Not that the issue is getting some press, you'll be seeing a lot of traffic.
Maneesh Pangasa commented
Also opponents of Net Neutrality say its the carrier's network and they should be allowed to do what they want with it. Accept its worth noting an Internet connection is useless without content and web-masters like all of us pay for an internet connection plus they have to pay a web hosting provider to host their sites or pay to host and maintain their own sites on their own server. Some may be unable to afford the extortion tolls in the telecoms paid prioritization schemes. Don't let them pick winners and losers. Net Neutrality should apply also to wireless as noted in my last comment.
Maneesh Pangasa commented
Agreed. Also would like to share the following comment with the FCC. The FCC's Net Neutrality rules rightly prohibit Internet service providers from blocking rival websites, and prohibits them from prioritizing connection speeds to different websites or servers. However, the rules were weak and based on the same Title I ancillary authority the courts ruled in Comcast v. FCC the FCC lacked authority under to protect the open internet. Proponents of true net neutrality have criticized the rules as being too soft—for one, they don’t apply to mobile devices, meaning that net neutrality may not exist in the ever-expanding world of smartphone and tablet Internet use. We need Title II reclassification of broadband and competition mandates to protect Network Neutrality and save the Open Internet.An Open Internet enables political activism by ordinary Americans. Social media campaigns like the ones on Change.org and the liberal MoveOn.org's SignOn.org petition site for ordinary Americans to make their own petitions would have a ****** time gaining traction without an Open Internet. We need competition mandates as mentioned to protect the open internet. The block of AT&T T Mobil is slightly encouraging as it protects mobile internet competition from reducing further.

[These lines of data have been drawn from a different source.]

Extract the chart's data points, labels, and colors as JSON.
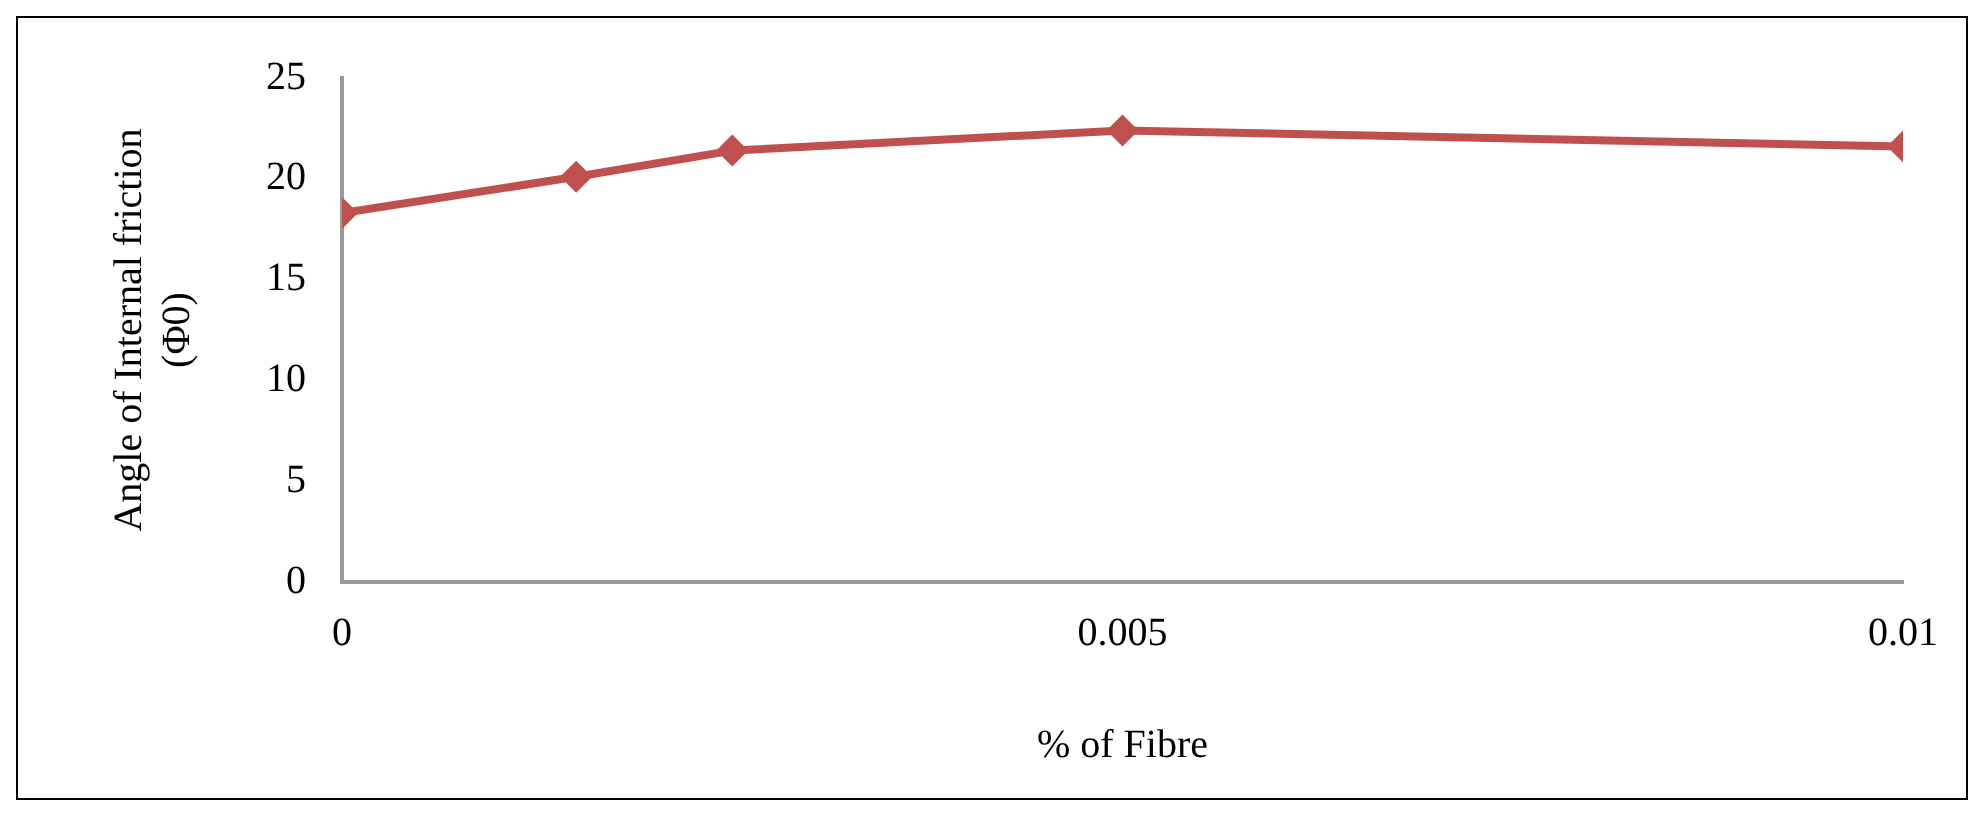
{
  "chart_data": {
    "type": "line",
    "xlabel": "% of Fibre",
    "ylabel": "Angle of Internal friction\n(Φ0)",
    "x": [
      0,
      0.0015,
      0.0025,
      0.005,
      0.01
    ],
    "series": [
      {
        "color": "#c0504d",
        "values": [
          18.3,
          20.1,
          21.4,
          22.4,
          21.6
        ]
      }
    ],
    "xlim": [
      0,
      0.01
    ],
    "xticks": [
      0,
      0.005,
      0.01
    ],
    "ylim": [
      0,
      25
    ],
    "yticks": [
      0,
      5,
      10,
      15,
      20,
      25
    ],
    "grid": false,
    "legend": false,
    "marker": "diamond",
    "line_style": "solid"
  }
}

The FCC can more effectively spread FCC information over social networks such as: How the FCC ignores legal directives of the Constitution, the Congress, & the courts
Laura Crump commented
I have found that over the past 4 years the F.C.C. was not interested in helping me or even giving me a suggestion. They never sent me the information they said they would. They basically told me they didn't care unless I was being attacked by a terrorist outside the U.S. Well, I am a tax paying citizen of THE U.S. SINCE BIRTH and as such believe that I have rights to security. I don't know if I am being attached by someone trying to sell software, i.e., antivirus, or my ISP, who makes me pay extra for services they do not provide. I have asked for help from every Federal Government and local agency I was told to and to no avail. If this is a awy to do it by created a web page for Neutraility issues or any kind of web page that could determine whether you were being "CYBERSTALED" or attacked in anyway, THIS WOULD HELP OR AT LEAST LET YOU KNOW SOMEONE IN THE GOVENMENT CARES SOMEWHAT.
True. Net neutrality establishes competition. Competition helps us consumers get the best from companies. Not the way it currently is with companies such as AT&T, Apple, Google, Verizon (and others) restricting developers from having really cool software.